A vfio-user client informs the server of its memory regions available for access. Each DMA region might correspond, for example, to a guest VM's memory region.
A server that wishes to access such client-shared memory must call:
vfu_setup_device_dma(..., register_cb, unregister_cb);
during initialization. The two callbacks are invoked when client regions are added and removed.
For either callback, the following information is given:
/*
* Info for a guest DMA region. @iova is always valid; the other parameters
* will only be set if the guest DMA region is mappable.
*
* @iova: guest DMA range. This is the guest physical range (as we don't
* support vIOMMU) that the guest registers for DMA, via a VFIO_USER_DMA_MAP
* message, and is the address space used as input to vfu_addr_to_sgl().
* @vaddr: if the range is mapped into this process, this is the virtual address
* of the start of the region.
* @mapping: if @vaddr is non-NULL, this range represents the actual range
* mmap()ed into the process. This might be (large) page aligned, and
* therefore be different from @vaddr + @iova.iov_len.
* @page_size: if @vaddr is non-NULL, page size of the mapping (e.g. 2MB)

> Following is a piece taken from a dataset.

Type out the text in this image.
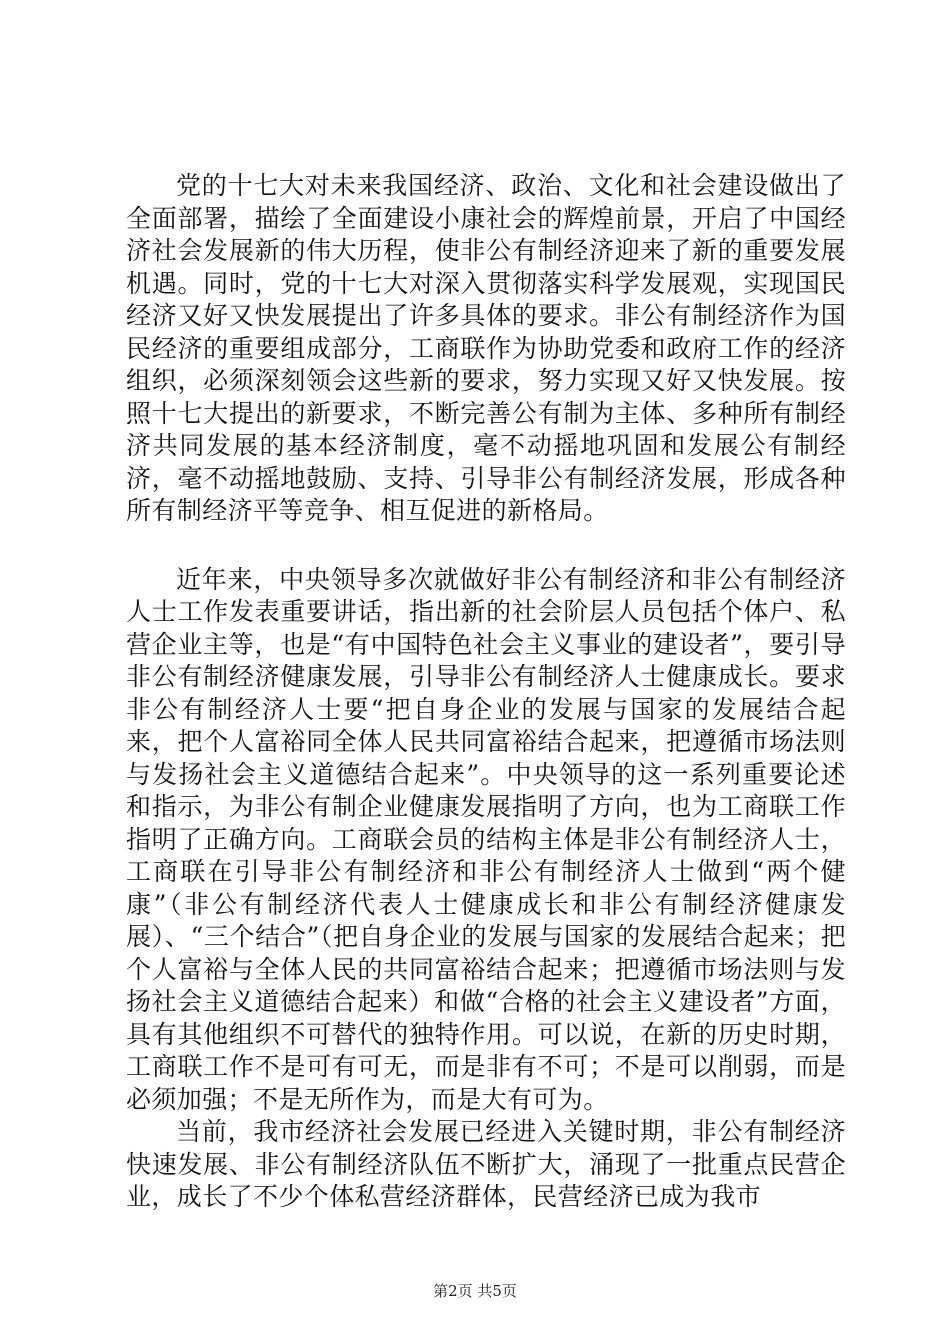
党的十七大对未来我国经济、政治、文化和社会建设做出了全面部署，描绘了全面建设小康社会的辉煌前景，开启了中国经济社会发展新的伟大历程，使非公有制经济迎来了新的重要发展机遇。同时，党的十七大对深入贯彻落实科学发展观，实现国民经济又好又快发展提出了许多具体的要求。非公有制经济作为国民经济的重要组成部分，工商联作为协助党委和政府工作的经济组织，必须深刻领会这些新的要求，努力实现又好又快发展。按照十七大提出的新要求，不断完善公有制为主体、多种所有制经济共同发展的基本经济制度，毫不动摇地巩固和发展公有制经济，毫不动摇地鼓励、支持、引导非公有制经济发展，形成各种所有制经济平等竞争、相互促进的新格局。

近年来，中央领导多次就做好非公有制经济和非公有制经济人士工作发表重要讲话，指出新的社会阶层人员包括个体户、私营企业主等，也是“有中国特色社会主义事业的建设者”，要引导非公有制经济健康发展，引导非公有制经济人士健康成长。要求非公有制经济人士要“把自身企业的发展与国家的发展结合起来，把个人富裕同全体人民共同富裕结合起来，把遵循市场法则与发扬社会主义道德结合起来”。中央领导的这一系列重要论述和指示，为非公有制企业健康发展指明了方向，也为工商联工作指明了正确方向。工商联会员的结构主体是非公有制经济人士，工商联在引导非公有制经济和非公有制经济人士做到“两个健康”（非公有制经济代表人士健康成长和非公有制经济健康发展）、“三个结合”（把自身企业的发展与国家的发展结合起来；把个人富裕与全体人民的共同富裕结合起来；把遵循市场法则与发扬社会主义道德结合起来）和做“合格的社会主义建设者”方面，具有其他组织不可替代的独特作用。可以说，在新的历史时期，工商联工作不是可有可无，而是非有不可；不是可以削弱，而是必须加强；不是无所作为，而是大有可为。

当前，我市经济社会发展已经进入关键时期，非公有制经济快速发展、非公有制经济队伍不断扩大，涌现了一批重点民营企业，成长了不少个体私营经济群体，民营经济已成为我市

第2页 共5页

* @prot: if @vaddr is non-NULL, protection settings of the mapping as per
* mmap(2)
*
* For a real example, using the gpio sample server, and a qemu configured to
* use huge pages and share its memory:
*
* gpio: mapped DMA region iova=[0xf0000-0x10000000) vaddr=0x2aaaab0f0000
* page_size=0x200000 mapping=[0x2aaaab000000-0x2aaabb000000)
*
* 0xf0000 0x10000000
* | |
* v v
* +-----------------------------------+
* | Guest IOVA (DMA) space |
* +--+-----------------------------------+--+
* | | | |
* | +-----------------------------------+ |
* | ^ libvfio-user server address space |
* +--|--------------------------------------+
* ^ vaddr=0x2aaaab0f0000 ^
* | |
* 0x2aaaab000000 0x2aaabb000000
*
* This region can be directly accessed at 0x2aaaab0f0000, but the underlying
* large page mapping is in the range [0x2aaaab000000-0x2aaabb000000).
*/
typedef struct vfu_dma_info {
struct iovec iova;
void *vaddr;
struct iovec mapping;
size_t page_size;
uint32_t prot;
} vfu_dma_info_t;
The remove callback is expected to arrange for all usage of the memory region to
be stopped (or to return EBUSY
, to trigger quiescence instead), including all
needed vfu_sgl_put()
calls for SGLs that are within the memory region.

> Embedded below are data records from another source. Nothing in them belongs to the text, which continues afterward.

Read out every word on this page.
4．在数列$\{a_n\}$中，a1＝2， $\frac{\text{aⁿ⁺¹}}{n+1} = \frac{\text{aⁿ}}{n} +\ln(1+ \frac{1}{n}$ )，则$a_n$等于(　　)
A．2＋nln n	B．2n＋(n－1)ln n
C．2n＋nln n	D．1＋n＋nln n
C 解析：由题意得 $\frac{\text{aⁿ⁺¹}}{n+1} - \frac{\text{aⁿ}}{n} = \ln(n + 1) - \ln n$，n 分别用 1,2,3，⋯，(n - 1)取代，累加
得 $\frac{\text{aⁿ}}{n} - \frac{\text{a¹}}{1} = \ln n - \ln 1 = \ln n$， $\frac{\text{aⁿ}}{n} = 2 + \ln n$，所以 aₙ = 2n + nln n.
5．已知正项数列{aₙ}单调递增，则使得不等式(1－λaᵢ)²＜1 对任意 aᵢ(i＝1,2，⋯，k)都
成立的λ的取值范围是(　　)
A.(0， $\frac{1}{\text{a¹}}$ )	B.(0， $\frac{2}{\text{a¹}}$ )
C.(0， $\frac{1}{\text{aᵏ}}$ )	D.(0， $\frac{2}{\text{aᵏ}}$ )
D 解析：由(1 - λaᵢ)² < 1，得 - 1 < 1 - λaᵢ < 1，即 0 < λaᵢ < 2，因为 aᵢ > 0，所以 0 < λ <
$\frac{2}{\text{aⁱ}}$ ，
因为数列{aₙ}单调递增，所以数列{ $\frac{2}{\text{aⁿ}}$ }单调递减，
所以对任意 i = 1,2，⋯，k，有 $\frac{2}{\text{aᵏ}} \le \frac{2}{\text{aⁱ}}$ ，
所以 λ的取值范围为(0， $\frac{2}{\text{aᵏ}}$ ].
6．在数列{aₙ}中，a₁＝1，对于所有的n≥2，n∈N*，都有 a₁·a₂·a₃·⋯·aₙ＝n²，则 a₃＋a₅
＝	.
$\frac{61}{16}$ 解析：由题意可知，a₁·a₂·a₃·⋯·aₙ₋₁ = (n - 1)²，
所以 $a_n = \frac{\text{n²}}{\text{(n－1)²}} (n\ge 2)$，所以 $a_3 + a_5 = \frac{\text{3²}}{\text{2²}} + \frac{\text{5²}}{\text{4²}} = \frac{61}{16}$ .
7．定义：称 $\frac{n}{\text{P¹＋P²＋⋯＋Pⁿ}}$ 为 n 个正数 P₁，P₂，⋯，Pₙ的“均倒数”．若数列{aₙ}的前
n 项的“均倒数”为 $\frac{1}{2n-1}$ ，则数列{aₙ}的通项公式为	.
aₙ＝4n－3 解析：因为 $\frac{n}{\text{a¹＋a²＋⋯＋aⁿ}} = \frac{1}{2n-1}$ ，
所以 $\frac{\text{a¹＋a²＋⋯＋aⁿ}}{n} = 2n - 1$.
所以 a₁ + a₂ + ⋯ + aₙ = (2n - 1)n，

As described above, libvfio-user
may map remote client memory into the
process's address space, allowing direct access. To access these mappings, the
caller must first construct an SGL corresponding to the IOVA start and length:
dma_sg_t *sgl = calloc(2, dma_sg_size());
vfu_addr_to_sgl(vfu_ctx, iova, len, sgl, 2, PROT_READ | PROT_WRITE);
For example, the device may have received an IOVA from a write to PCI config space. Due to guest memory topology, certain accesses may not fit in a single scatter-gather entry, therefore this API allows for an array of SGs to be provided as necessary.
If PROT_WRITE
is given, the library presumes that the user may write to the
SGL mappings at any time; this is used for dirty page tracking.
Next, a user wishing to directly access shared memory should convert the SGL into an array of iovecs:
vfu_sgl_get(vfu_ctx, sgl, iovec, cnt, 0);
The caller should provide an array of struct iovec
that correspond with the
number of SGL entries. After this call, iovec.iov_base
is the virtual address
with which the range may be directly read from (or written to).

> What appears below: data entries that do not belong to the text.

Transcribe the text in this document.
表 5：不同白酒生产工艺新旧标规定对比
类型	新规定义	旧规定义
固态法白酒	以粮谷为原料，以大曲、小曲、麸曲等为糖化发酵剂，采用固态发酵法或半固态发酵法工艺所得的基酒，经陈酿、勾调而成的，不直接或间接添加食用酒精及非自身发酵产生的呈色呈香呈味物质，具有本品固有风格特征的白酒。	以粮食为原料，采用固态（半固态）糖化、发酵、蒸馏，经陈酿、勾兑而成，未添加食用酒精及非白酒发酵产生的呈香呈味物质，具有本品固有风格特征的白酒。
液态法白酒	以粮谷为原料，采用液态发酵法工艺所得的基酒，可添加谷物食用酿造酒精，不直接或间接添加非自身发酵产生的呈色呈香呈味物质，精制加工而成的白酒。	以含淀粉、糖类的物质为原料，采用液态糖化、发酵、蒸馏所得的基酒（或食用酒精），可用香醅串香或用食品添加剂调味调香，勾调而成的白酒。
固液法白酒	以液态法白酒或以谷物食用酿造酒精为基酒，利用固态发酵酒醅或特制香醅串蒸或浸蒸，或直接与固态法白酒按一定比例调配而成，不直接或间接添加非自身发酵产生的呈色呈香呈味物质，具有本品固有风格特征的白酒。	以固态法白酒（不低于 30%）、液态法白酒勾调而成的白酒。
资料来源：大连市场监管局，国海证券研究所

When a particular iovec is finished with, the user can call:
vfu_sgl_put(vfu_ctx, sgl, iovec, cnt);
After this call, the SGL must not be accessed via the iovec VAs. As mentioned above, if the SGL was writeable, this will automatically mark all pages within the SGL as dirty for live migration purposes.
In some cases, such as when entering stop-and-copy state in live migration, it can be useful to mark an SGL as dirty without releasing it. This can be done via the call:
vfu_sgl_mark_dirty(vfu_ctx, sgl, cnt);
Clients are not required to share the memory mapping. If this is not the case, then the server may only read or write the region the slower way:
...
vfu_addr_to_sgl(ctx, iova, len, sg, 1, PROT_READ);
vfu_sgl_read(ctx, sg, 1, &buf);